Комментарий от кошки. Бокал врет. От него за версту пахнет тем самым напитком. Как ни мыла его Служанка, как ни протирала — все равно этот запах не выполоскать. Король пил из него, это точно. И Она пила, нехотя, по обязанности, ее запаха на стекле не осталось, но я-то знаю. Пила как миленькая, еще бы ей не пить!
Меч Тристана:
Я гибну, плоть моя распадается, и то, что зачавшая мою гибель сама уже мертва, — слабое утешение. Одна лишь капля ее крови поразила меня отравой, меня, который пробовал столько крови — алой и темной, а голубой крови не бывает. Кровь густая и жидкая, насыщенная запахами железа и меди, родственными моему телу, горячая, гасящая на мгновение мой злой синеватый блеск, стынущая над ним, как драгоценная смальта в фибуле Второго Владыки, совсем мертвая, засыхающая тусклой бурой отравой — проклятье, теперь я знаю это, а раньше не знал, потому что меня вытирали — о рыхлую землю, о траву, о плащ убитого, о собственный плащ, коли у убитого не случилось плаща, о волосы — о них тяжело вытереть начисто. Но, может быть, Ее волосы исцелили бы меня, как, говорят, я могу исцелить рану от моего лезвия. Всего одна ядовитая капля, но гладкая сталь уже подменилась шершавой чешуей, подобной коже прокаженных, которым Ее отдали. Владыка обнажил меня, и я спас — Ее и Его. Прокаженные сбились в кучу, плевались, сипели и размахивали дубьем. Изольда в страхе кричала, и Владыка кричал, но от ярости и гнева. Что против меня их посохи, дубины и дряблая, надорванная болезнью изнутри плоть! Я бы дорвал ее снаружи — милосерднее, чем Бог, быстро и чисто. Я не боялся их гнилой крови, как боялась Она, но, знай я свое будущее, что бы сделал? Обвился бы змеей вокруг Его запястья? Раскалил рукоять и сбежал из ладони? Мои жар и гибкость остались в кузне Пять Владык назад, и Шестого не будет, пусть Пятый бросил меня здесь, я кляну только Четвертого. Скверный Владыка со слабыми руками, бравшимися за слишком многое, что бы о Нем ни говорили. Я столько раз спасал Его, а Он унизил меня: мое ли дело рубить сушняк и резать лапник? Кинжал пил кровь кроликов и оленя, мне же не досталось ни капли до этой, последней, вытекшей из Ее руки.
Они катались по траве и по ее зеленому плащу, и свивались, словно серебряные змеи на моем эфесе, дрожали, как дрожат умирающие, и кричали, как не кричат раненые, и это было прекрасно, как бой, где противники равны, и я пожалел, что мне нет места в этом бою.
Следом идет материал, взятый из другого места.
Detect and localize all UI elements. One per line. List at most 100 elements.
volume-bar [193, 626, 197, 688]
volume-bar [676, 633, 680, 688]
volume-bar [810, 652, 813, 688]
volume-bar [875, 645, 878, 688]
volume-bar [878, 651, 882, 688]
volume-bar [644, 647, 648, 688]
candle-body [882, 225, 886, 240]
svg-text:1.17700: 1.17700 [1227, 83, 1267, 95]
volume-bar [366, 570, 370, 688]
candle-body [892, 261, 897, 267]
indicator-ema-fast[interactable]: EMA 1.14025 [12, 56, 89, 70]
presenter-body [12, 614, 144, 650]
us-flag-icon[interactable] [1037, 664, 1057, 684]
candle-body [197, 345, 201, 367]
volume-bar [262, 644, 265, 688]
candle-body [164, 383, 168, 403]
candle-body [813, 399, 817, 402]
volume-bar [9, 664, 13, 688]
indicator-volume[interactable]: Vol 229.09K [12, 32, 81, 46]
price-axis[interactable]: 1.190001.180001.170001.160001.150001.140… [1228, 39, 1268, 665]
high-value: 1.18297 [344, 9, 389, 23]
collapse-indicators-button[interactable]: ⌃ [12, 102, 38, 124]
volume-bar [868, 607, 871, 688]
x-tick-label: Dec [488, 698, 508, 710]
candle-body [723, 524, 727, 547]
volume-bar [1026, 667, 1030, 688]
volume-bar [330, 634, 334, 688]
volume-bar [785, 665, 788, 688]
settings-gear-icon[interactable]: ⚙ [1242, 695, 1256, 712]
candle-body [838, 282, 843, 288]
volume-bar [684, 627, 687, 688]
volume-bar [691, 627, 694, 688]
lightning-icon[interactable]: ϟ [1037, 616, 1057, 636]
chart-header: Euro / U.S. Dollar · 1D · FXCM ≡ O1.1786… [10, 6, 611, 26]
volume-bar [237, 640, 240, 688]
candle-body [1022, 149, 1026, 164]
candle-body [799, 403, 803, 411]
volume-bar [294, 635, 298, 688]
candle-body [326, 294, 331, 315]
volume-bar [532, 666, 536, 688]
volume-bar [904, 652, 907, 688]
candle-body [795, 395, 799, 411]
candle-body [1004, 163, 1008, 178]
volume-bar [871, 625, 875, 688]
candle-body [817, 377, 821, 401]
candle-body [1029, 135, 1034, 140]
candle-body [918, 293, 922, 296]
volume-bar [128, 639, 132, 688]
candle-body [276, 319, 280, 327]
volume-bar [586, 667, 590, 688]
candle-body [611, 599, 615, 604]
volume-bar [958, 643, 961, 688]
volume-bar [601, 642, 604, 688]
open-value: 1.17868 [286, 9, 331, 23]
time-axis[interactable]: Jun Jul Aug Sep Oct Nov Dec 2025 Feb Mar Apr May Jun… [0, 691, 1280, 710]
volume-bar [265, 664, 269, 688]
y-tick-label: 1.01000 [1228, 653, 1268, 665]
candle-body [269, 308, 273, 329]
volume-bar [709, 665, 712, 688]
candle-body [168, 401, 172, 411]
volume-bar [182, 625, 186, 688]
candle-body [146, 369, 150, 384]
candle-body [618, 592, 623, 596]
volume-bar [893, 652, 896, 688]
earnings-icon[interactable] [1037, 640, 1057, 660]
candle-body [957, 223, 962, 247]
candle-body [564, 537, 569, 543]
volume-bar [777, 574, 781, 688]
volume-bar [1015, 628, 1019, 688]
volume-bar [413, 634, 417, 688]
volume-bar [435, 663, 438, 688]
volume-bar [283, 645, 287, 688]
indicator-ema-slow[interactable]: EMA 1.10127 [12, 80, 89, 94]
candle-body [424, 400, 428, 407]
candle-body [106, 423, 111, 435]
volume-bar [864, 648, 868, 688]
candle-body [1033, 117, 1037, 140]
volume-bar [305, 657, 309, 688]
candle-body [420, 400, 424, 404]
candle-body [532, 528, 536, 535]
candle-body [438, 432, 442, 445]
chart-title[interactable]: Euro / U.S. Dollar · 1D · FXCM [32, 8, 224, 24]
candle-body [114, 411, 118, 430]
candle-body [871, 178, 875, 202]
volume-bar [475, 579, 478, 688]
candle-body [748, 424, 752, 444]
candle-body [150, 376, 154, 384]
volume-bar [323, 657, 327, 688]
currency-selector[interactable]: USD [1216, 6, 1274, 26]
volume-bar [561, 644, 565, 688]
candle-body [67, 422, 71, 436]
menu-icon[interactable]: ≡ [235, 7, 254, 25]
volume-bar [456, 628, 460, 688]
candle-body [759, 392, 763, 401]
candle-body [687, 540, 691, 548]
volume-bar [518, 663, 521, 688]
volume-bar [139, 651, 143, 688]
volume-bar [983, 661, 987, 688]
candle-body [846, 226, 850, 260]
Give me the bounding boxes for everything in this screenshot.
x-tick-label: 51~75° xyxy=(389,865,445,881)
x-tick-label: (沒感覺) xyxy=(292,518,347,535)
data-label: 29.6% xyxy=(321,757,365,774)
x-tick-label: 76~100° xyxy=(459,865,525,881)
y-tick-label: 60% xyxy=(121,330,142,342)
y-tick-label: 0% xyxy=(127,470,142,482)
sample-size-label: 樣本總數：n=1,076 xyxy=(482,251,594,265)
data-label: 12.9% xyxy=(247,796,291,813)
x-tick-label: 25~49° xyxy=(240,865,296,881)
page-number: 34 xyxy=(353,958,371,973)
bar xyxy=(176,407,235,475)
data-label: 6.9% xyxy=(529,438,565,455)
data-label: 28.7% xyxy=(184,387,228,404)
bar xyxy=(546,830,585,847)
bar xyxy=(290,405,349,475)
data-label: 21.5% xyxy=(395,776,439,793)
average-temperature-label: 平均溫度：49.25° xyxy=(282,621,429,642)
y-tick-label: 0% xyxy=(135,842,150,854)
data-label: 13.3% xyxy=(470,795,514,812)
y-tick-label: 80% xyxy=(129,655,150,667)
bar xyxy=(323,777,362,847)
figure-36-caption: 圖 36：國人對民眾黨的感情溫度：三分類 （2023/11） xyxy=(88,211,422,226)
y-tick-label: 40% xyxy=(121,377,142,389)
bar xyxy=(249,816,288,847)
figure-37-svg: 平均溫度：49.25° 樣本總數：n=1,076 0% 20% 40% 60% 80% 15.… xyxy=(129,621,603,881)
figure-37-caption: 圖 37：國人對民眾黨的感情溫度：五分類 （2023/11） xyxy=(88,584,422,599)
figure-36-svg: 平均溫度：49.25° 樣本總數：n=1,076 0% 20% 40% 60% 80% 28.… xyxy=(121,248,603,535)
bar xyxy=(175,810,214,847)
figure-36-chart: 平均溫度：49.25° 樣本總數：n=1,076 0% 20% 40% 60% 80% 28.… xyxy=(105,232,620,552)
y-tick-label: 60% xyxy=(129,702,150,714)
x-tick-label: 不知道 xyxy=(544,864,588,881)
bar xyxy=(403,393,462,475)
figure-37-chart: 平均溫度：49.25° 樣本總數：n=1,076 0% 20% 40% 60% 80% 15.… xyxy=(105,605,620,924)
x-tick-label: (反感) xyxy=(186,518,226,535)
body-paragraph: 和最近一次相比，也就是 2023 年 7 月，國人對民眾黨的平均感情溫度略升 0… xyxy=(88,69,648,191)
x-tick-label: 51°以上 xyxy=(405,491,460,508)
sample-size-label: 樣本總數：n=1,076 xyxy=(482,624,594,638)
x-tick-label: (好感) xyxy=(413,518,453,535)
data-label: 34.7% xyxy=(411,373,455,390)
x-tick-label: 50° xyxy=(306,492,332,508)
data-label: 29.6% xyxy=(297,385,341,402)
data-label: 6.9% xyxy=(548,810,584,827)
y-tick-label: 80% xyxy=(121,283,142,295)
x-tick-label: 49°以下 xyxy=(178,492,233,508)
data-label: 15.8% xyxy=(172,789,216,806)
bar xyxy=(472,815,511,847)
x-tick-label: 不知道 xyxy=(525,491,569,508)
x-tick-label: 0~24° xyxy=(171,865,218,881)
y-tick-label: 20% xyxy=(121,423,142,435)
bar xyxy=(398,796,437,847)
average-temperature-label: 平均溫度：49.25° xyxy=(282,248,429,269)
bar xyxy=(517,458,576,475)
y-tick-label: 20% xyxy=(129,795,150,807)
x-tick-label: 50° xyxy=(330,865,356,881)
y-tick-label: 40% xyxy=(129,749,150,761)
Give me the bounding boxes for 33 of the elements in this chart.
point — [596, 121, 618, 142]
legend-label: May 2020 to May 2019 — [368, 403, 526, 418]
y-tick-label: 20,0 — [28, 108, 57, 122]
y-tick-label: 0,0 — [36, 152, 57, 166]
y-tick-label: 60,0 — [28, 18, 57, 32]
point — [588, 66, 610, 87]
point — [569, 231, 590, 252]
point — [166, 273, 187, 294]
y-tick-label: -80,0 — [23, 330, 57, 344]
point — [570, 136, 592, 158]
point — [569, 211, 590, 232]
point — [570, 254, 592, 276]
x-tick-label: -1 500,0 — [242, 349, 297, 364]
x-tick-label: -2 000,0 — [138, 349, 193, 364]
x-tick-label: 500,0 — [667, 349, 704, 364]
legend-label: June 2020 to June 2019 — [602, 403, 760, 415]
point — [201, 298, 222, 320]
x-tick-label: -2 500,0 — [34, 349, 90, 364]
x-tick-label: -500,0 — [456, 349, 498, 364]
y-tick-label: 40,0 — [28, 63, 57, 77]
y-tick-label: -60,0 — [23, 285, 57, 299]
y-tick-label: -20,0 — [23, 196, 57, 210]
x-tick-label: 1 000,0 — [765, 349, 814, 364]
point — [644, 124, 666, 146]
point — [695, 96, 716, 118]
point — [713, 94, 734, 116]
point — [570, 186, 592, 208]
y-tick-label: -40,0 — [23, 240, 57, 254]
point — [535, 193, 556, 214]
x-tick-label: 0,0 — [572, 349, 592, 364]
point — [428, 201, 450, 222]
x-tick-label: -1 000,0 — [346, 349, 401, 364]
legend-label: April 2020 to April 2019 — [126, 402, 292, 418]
Он обессилел раньше и запросил пощады, а Она, смеясь, положила меня преградой у Его бедра и, почти касаясь моего тела своим коленом, смотрела, как Он засыпает.
Я лежал меж ними, подобный стальной реке, и небо отдало мне синеву. Она приподнялась на локте правой руки, а кисть левой, на цыпочках указательного и среднего, пошла по траве зеленого плаща к воде моего лезвия. Дважды едва коснувшись холода, как касалась ступней воды, пока мы с Владыкой хранили Ее, она пошла будто вброд, и на миг я поверил, что я вода, но на четвертом шажке указательный скользнул, Она вскрикнула, и Он сквозь сон отозвался на Ее голос. Вскоре Она заснула, как спят их дети — с пальцем во рту, и задремал я, с засыхающей кровью на лезвии. Пятый Владыка не вытер меня — едва глянув, вбросил в опустевшие ножны, слишком свободные для меня: в них жил тяжелый меч, под стать руке. Заметил ли он Ее кровь? Теперь я думаю — да.